Soruyorum. Acaba sadece benim dikkatimi mi çekiyor? Benden başka izleyen kimse yok mu?  Bu, televizyon reklamlarından, dizi ve filmlerdeki şiddet ve lüks hayat propagandasından rahatsız olan yok mu? Milletimizin; aile, toplum ve sosyo-kültürel hayatımıza, her an zehir kusuyorlar. Hiçbir reklamda, Türk ve Müslüman aile kültürü yansıtılmamaktadır. Tamamıyla, batı ve yabancı kültürlere göre yaşayan aileler örnek olarak sergilenmekte. Müslüman bir ülkede, Hristiyan ve Yahudi kültürünün her türlü propagandası, misyonerlik faaliyetlerinin her türlüsü, milletimize sunulmaktadır. Reklamları denetleyen bir kurum yok mudur? Bildiğim kadarıyla vardır, ama ne işe yarıyor ben çözemedim.

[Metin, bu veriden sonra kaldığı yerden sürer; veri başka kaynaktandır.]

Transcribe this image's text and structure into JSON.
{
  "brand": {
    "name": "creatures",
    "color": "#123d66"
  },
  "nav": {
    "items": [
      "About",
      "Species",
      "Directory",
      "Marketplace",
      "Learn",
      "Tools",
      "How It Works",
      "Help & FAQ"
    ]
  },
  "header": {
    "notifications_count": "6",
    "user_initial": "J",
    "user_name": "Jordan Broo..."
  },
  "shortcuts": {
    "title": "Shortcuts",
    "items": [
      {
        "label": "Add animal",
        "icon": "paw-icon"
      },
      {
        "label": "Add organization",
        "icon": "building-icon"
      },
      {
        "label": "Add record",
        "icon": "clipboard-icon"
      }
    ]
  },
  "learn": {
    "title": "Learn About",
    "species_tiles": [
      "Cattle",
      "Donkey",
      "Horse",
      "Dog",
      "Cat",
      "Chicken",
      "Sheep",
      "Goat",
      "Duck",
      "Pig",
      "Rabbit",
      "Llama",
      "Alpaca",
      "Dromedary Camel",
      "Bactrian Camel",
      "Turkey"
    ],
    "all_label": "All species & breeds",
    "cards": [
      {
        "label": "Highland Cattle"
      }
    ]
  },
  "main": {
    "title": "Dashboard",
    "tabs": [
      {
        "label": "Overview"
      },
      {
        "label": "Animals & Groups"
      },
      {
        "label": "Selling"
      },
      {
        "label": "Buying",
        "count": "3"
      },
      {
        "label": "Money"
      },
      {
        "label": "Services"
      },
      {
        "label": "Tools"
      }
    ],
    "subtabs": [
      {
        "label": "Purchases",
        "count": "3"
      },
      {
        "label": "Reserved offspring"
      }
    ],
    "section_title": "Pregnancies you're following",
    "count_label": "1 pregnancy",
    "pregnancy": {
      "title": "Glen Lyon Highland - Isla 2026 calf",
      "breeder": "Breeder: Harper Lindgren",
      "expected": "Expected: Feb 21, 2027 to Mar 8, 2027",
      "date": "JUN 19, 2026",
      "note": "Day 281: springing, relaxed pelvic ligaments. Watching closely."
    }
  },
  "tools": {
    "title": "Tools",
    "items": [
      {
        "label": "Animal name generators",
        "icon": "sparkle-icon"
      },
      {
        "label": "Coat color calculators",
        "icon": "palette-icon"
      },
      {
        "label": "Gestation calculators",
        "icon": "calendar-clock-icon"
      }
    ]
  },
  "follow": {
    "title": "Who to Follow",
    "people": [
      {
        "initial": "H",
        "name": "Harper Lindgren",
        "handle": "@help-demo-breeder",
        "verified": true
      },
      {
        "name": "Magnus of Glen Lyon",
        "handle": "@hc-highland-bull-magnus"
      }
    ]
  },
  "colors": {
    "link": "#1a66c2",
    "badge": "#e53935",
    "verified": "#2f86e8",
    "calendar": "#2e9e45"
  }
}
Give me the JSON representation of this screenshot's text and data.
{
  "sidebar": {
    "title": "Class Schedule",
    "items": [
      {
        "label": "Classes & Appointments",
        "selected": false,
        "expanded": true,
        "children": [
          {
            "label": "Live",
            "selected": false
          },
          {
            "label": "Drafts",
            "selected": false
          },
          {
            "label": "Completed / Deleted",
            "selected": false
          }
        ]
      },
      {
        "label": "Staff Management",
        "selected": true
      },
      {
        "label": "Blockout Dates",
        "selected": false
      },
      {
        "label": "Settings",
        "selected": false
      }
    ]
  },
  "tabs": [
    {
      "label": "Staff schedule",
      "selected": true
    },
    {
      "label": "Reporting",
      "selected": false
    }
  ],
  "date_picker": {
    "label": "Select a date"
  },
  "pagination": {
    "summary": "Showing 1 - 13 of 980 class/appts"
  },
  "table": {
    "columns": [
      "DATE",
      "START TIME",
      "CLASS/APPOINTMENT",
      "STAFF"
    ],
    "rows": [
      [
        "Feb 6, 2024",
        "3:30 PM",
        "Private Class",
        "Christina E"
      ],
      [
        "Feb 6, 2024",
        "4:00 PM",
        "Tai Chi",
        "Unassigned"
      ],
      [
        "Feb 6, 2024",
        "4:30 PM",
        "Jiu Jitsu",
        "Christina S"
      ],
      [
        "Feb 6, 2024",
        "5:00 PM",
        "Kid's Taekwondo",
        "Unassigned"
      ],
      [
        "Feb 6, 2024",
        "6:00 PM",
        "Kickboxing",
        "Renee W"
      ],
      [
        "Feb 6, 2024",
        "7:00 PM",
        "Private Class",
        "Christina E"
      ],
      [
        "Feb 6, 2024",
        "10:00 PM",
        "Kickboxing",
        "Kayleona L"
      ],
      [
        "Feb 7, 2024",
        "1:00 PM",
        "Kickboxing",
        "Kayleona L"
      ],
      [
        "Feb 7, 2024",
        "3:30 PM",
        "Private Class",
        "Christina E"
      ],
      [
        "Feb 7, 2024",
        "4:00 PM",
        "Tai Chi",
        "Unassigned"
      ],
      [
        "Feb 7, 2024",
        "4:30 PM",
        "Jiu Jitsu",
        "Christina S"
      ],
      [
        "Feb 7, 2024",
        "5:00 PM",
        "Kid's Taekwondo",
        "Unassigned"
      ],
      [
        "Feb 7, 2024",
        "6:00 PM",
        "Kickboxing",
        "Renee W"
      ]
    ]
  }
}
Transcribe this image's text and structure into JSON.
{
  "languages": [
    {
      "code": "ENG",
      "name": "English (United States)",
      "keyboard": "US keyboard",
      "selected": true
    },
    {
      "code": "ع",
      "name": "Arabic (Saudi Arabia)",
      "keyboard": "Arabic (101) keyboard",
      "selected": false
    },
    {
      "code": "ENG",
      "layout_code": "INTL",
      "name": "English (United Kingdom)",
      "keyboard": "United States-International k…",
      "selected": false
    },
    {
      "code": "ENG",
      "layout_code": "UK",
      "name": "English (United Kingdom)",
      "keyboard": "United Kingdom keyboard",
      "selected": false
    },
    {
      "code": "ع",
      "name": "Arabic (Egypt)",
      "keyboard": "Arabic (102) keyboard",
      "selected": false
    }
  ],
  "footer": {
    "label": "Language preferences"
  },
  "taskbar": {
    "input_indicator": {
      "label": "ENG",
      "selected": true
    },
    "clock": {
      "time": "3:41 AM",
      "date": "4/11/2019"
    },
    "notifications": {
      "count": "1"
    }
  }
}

Bir reklam düşünün, yarım saat sürüyor, devletin kanalında bile sergilenen örnek aile,  kılık kıyafetiyle, konuşmalarıyla, israfa ve tüketiciliğe alıştıran çağrılarılarıyla boy gösteriyor. Hiç biriniz, Anadolu ailesi gördünüz mü reklamlarda?  Markette alışveriş yapan tesettürlü, kapalı bir bayan veya Müslüman bir aile gördünüz mü? Dizi ve filmlerden sonra, reklamlarda da şiddete ve asi olmaya, özgür olmaya çağıran konular işlenmekte.. Asiliği ve özgürlüğü, anne ve babaya, aileye ve topluma zarar verecek şekilde sunmaktalar. Uydurulan sahte özgürlük çağrıları, asi olma davetleri, ulaşılamayacak maddi zenginlikler hayali kurdurulması, önce ailenin, sonra toplumun ve nihayetinde milletimizin huzurunu bozmaktadır, istenmeyen sonuçlara götürmektedir. Şiddet her geçen gün artmakta, bunu da, gençliği, özgürlük teranelerine, sahte hayat oyunlarına davet eden reklamlar, diziler ve filmler körüklemektedir. Bir içecek reklamında, asiliğe çağırıyoruz, özgürlük sizin olsun sloganı, bir araya gelmiş, sarhoşluk görüntüleri arasında, dağıtmış gençler mutluluğu vurgulanmaktadır. Maddi olarak insanın erişmekte güçlük çekebileceği, zenginlik gösterileri, aile yapısına dinamit koyan kadın ve evlenme programları, ertesi gün insanları şiddete götürecek mafya dizileri, deterjan reklamında bile maneviyatımıza ve kültürümüze uymayan örnekler kullanılması, insanımızı zehirlemektedir. Bunun en başında, çıplak bayan resim ve görüntüleri servis edilmesi, zehir değildir de nedir? Reklamların % 80ninden fazlasında kullanılan, çıplak kadın vurgusu, ahlaki dejenerasyon, psikolojik yıkıntı oluşturmaktadır. Özellikle gençleri etkilemekte ve özentiye sürüklemektedir. Sokakta, normal giyimli anne ve babanın yanında, mini etekli, yarı çıplak kızını kim izah edecek. O kız çocuğuna kendi kültürünü ve inancını veremeyen anne baba, kendini nasıl savunacak acaba, yada savunma gereği duyacaklar mı?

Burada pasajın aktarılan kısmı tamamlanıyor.